Many associate fossil fuels and industrial waste as the main culprits of pollution , but Associate Professor Sanjay Shah has recognized farm waste to be a large contributor. He’s now developing a way to reduce harmful emissions and conserve energy within the farming industry.
Shah, a researcher in biological and agricultural engineering, recognized a major problem within the chicken and swine farming business. He found these animals being raised were contributing to the degradation of the atmosphere through the addition of harmful emissions, such as ammonia.
“When raised inside a storage house, the animals naturally defecate, and having a large number of them gives way for their feces to accumulate,” Shah said. “Over time the accumulated feces will breakdown and release toxic gases , like ammonia, which then are expelled into the outside air.”
Shah, along with a research team from West Virginia University, worked to develop a technology that could potentially resolve this issue.
His team eventually devised a plan to create a biofiltration system that would take in the heated polluted air from the storage houses and essentially clean it using an organic medium, composed of compost material, before it was released back into the atmosphere. This seemed to be a good idea, but it posed an issue when it came to replacing the exported heated air from the house, as it would increase energy production costs to replenish it. Shah and his team found a solution that would satisfy both problems: producing a biofilter coupled with a heat exchanger that took in clean outside air, warmed it, and released it back into the houses.
“Our thinking was that if we could recover some of the heat from the polluted air being transported into the filter and use it to warm the neutral outside air being taken in, then we could reduce the cost to reproduce it,” Shah said in justification for the addition of the exchanger.
Shah and his team created this project in 2004, and since then were successfully able to prove the coupled biofilter-heat exchanger concept; the filter reduces harmful air pollutants from being released into the air while also lowering energy consumption within chicken and swine barns.
“With the system, we were able to remove high concentrations of the pollutants from the air by about 80 percent or greater, and use the heat from that flow to warm the replacement air,” Shah said.

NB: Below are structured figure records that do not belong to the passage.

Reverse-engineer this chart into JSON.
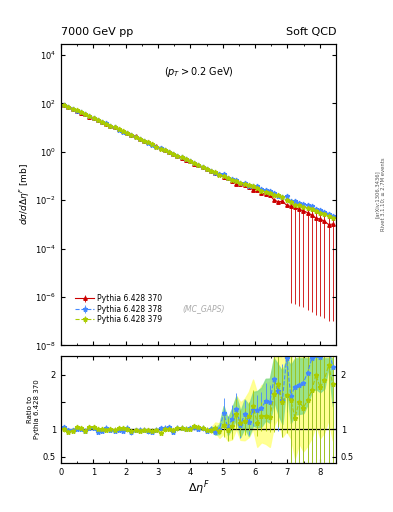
{
  "title_left": "7000 GeV pp",
  "title_right": "Soft QCD",
  "annotation": "(p_{T} > 0.2 GeV)",
  "watermark": "(MC_GAPS)",
  "ylabel_main": "dσ/dΔη^F [mb]",
  "ylabel_ratio": "Ratio to Pythia 6.428 370",
  "xlabel": "Δη^F",
  "xlim": [
    0,
    8.5
  ],
  "ylim_main": [
    1e-08,
    30000.0
  ],
  "ylim_ratio": [
    0.38,
    2.35
  ],
  "right_label1": "Rivet 3.1.10; ≥ 2.7M events",
  "right_label2": "[arXiv:1306.3436]",
  "legend": [
    {
      "label": "Pythia 6.428 370",
      "color": "#cc0000",
      "marker": "^",
      "ls": "-"
    },
    {
      "label": "Pythia 6.428 378",
      "color": "#4488ff",
      "marker": "*",
      "ls": "--"
    },
    {
      "label": "Pythia 6.428 379",
      "color": "#aacc00",
      "marker": "*",
      "ls": "--"
    }
  ],
  "bg_color": "#ffffff",
  "band_yellow": "#ffff88",
  "band_green": "#88dd88"
}
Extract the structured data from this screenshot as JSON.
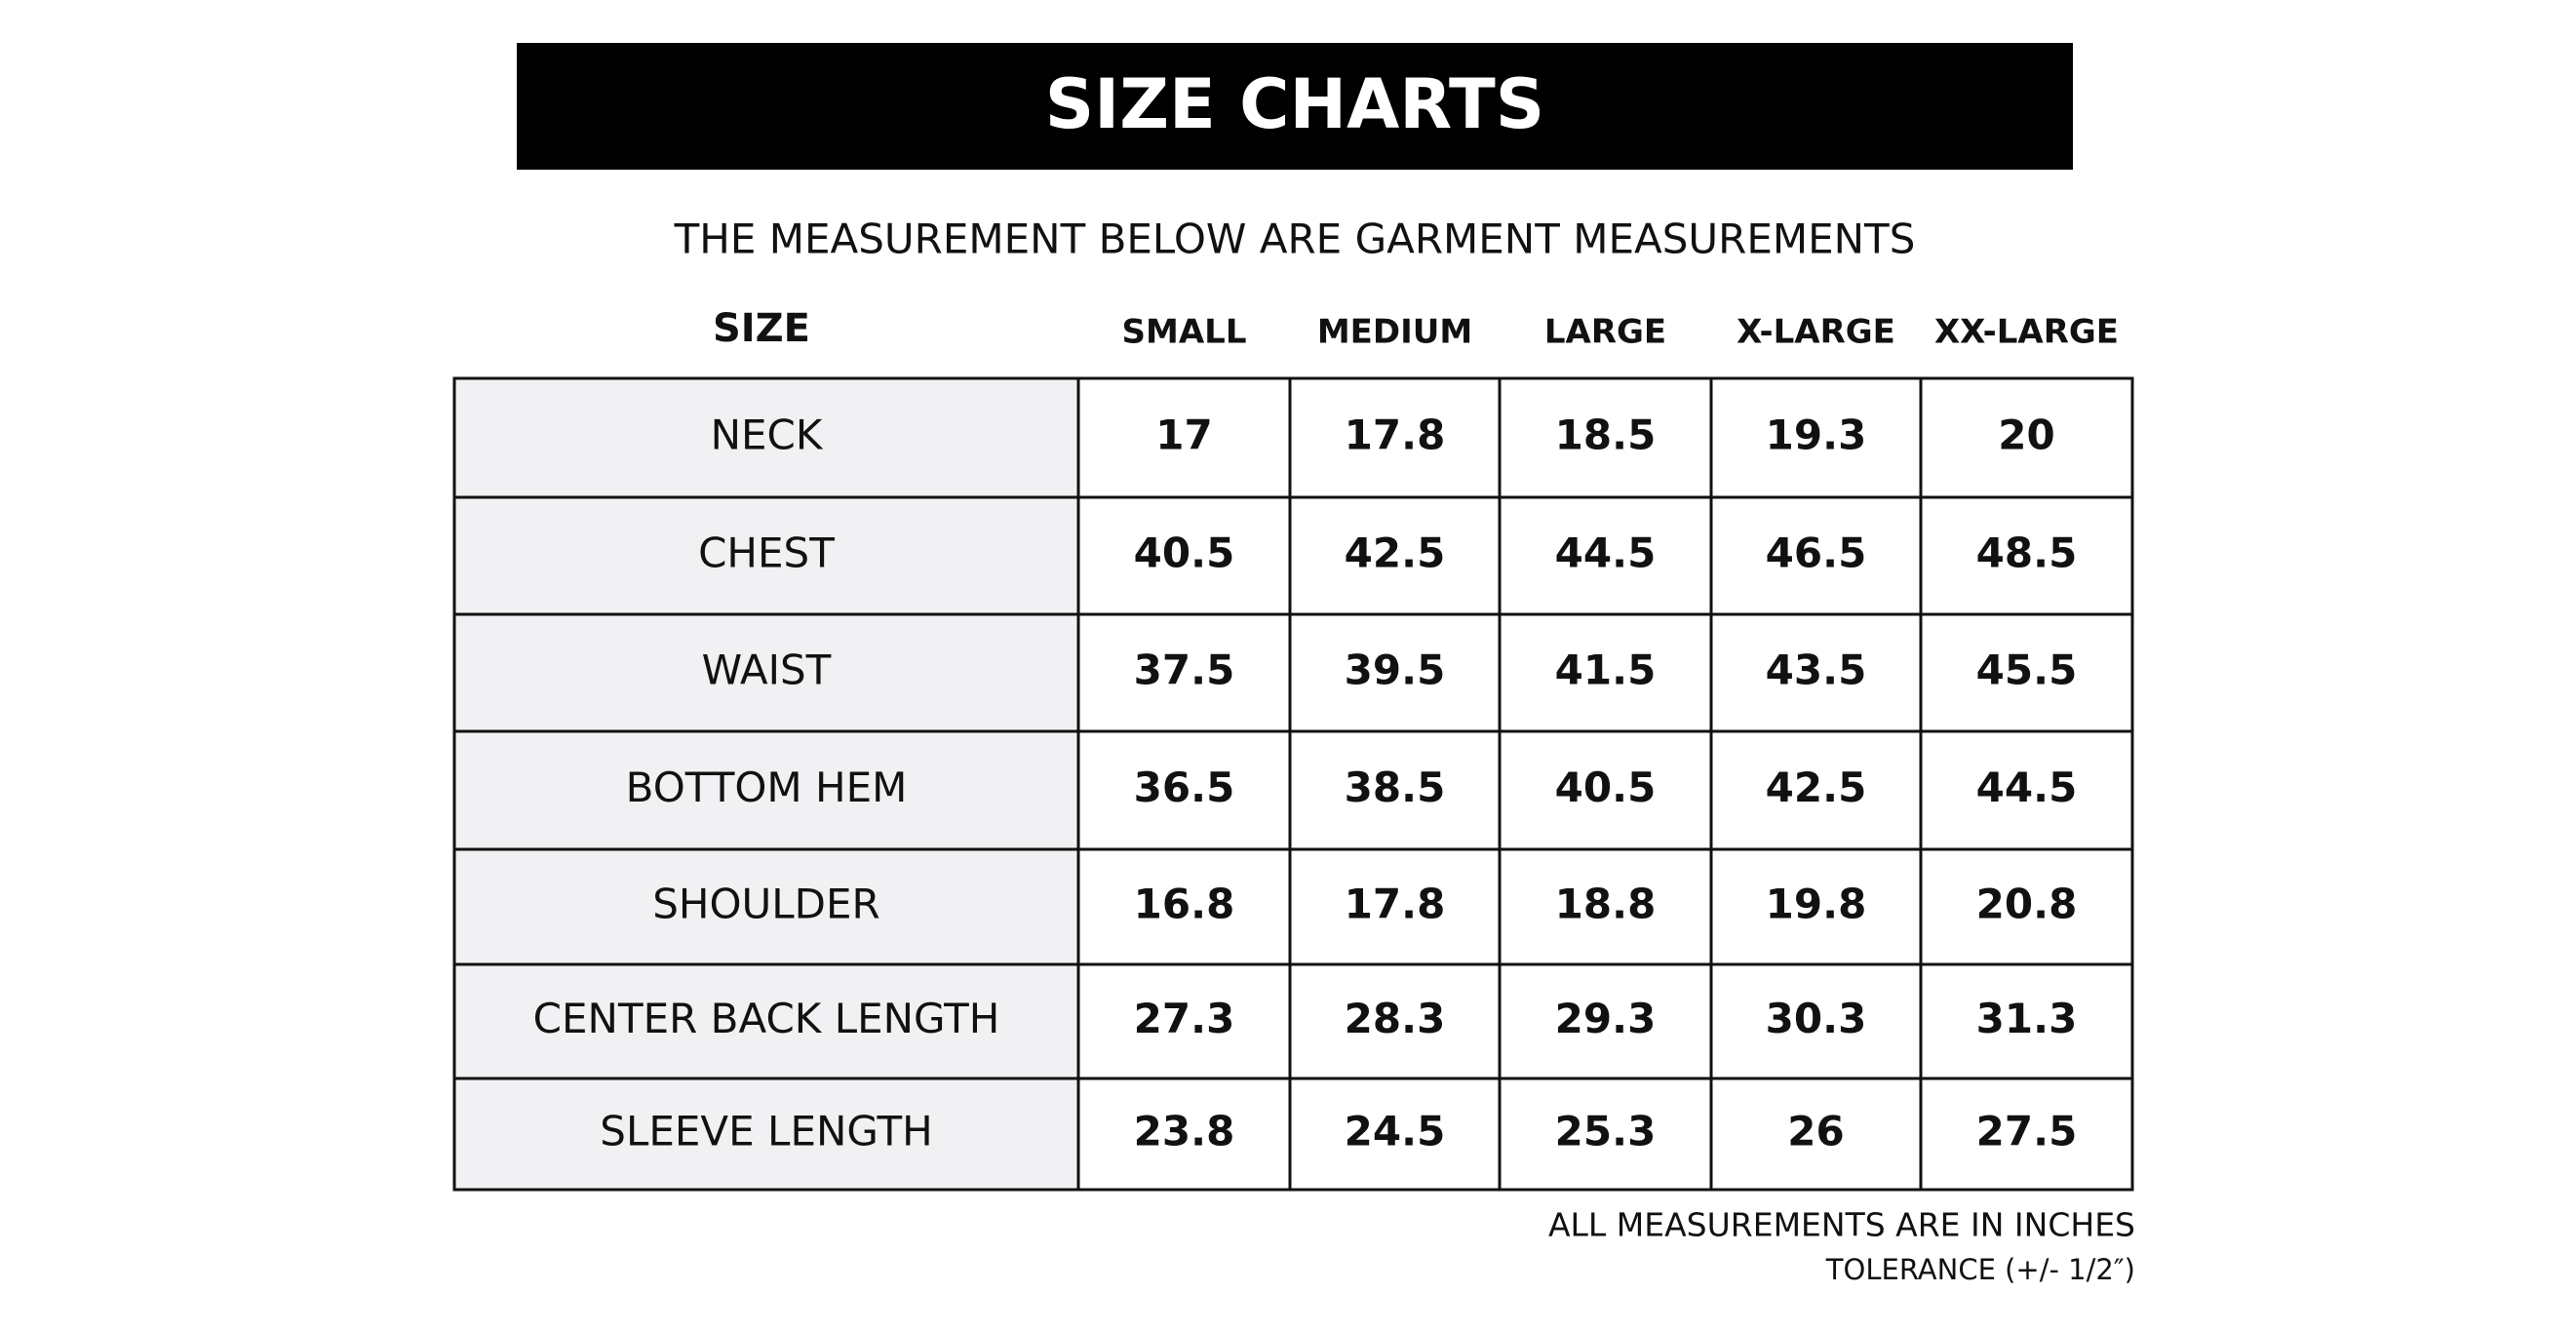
{
  "header": {
    "title": "SIZE CHARTS",
    "subtitle": "THE MEASUREMENT BELOW ARE GARMENT MEASUREMENTS"
  },
  "table": {
    "corner": "SIZE",
    "columns": [
      "SMALL",
      "MEDIUM",
      "LARGE",
      "X-LARGE",
      "XX-LARGE"
    ],
    "rows": [
      {
        "label": "NECK",
        "values": [
          17,
          17.8,
          18.5,
          19.3,
          20
        ]
      },
      {
        "label": "CHEST",
        "values": [
          40.5,
          42.5,
          44.5,
          46.5,
          48.5
        ]
      },
      {
        "label": "WAIST",
        "values": [
          37.5,
          39.5,
          41.5,
          43.5,
          45.5
        ]
      },
      {
        "label": "BOTTOM HEM",
        "values": [
          36.5,
          38.5,
          40.5,
          42.5,
          44.5
        ]
      },
      {
        "label": "SHOULDER",
        "values": [
          16.8,
          17.8,
          18.8,
          19.8,
          20.8
        ]
      },
      {
        "label": "CENTER BACK LENGTH",
        "values": [
          27.3,
          28.3,
          29.3,
          30.3,
          31.3
        ]
      },
      {
        "label": "SLEEVE LENGTH",
        "values": [
          23.8,
          24.5,
          25.3,
          26,
          27.5
        ]
      }
    ]
  },
  "footer": {
    "note": "ALL MEASUREMENTS ARE IN INCHES",
    "tolerance": "TOLERANCE (+/- 1/2″)"
  }
}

According to a natural resources extension specialist on the team, Tom Basden , the team was “very involved with all aspects of the study, including the design, up keep, instrumenting , data collecting, proper function of the poultry house, air exchange and temperature and humidity control.”
After being able to verify that the biofilter-heat exchanger concept worked, the next step for Shah and his team is to be able to identify the bugs, refine the system, and put it to use.
“What we would like to see happen next is to have an approved system installed in a commercial storage house,” Shah said. He also went on to explain that him and his team, “feel that this system should be tested in a different environment, particularly one that has a colder climate, also with smaller livestock where a larger input of energy is needed to ensure proper development.”
This type of situation would truly put the filter to the test, according to Shah, proving it’s versatility and capabilities.
William Winner, a professor of environmental science and natural resources, said Shah’s project fits into a larger picture of environmental science innovation.
” N.C . State is a hot bed for research on innovative approaches for energy issues, spanning topics ranging from nuclear biology to energy in the nucleus of atoms to production of liquid fuels from sunlight,” Winner said. “[We’re] at the forefront of bringing these technologies to North Carolina and beyond.”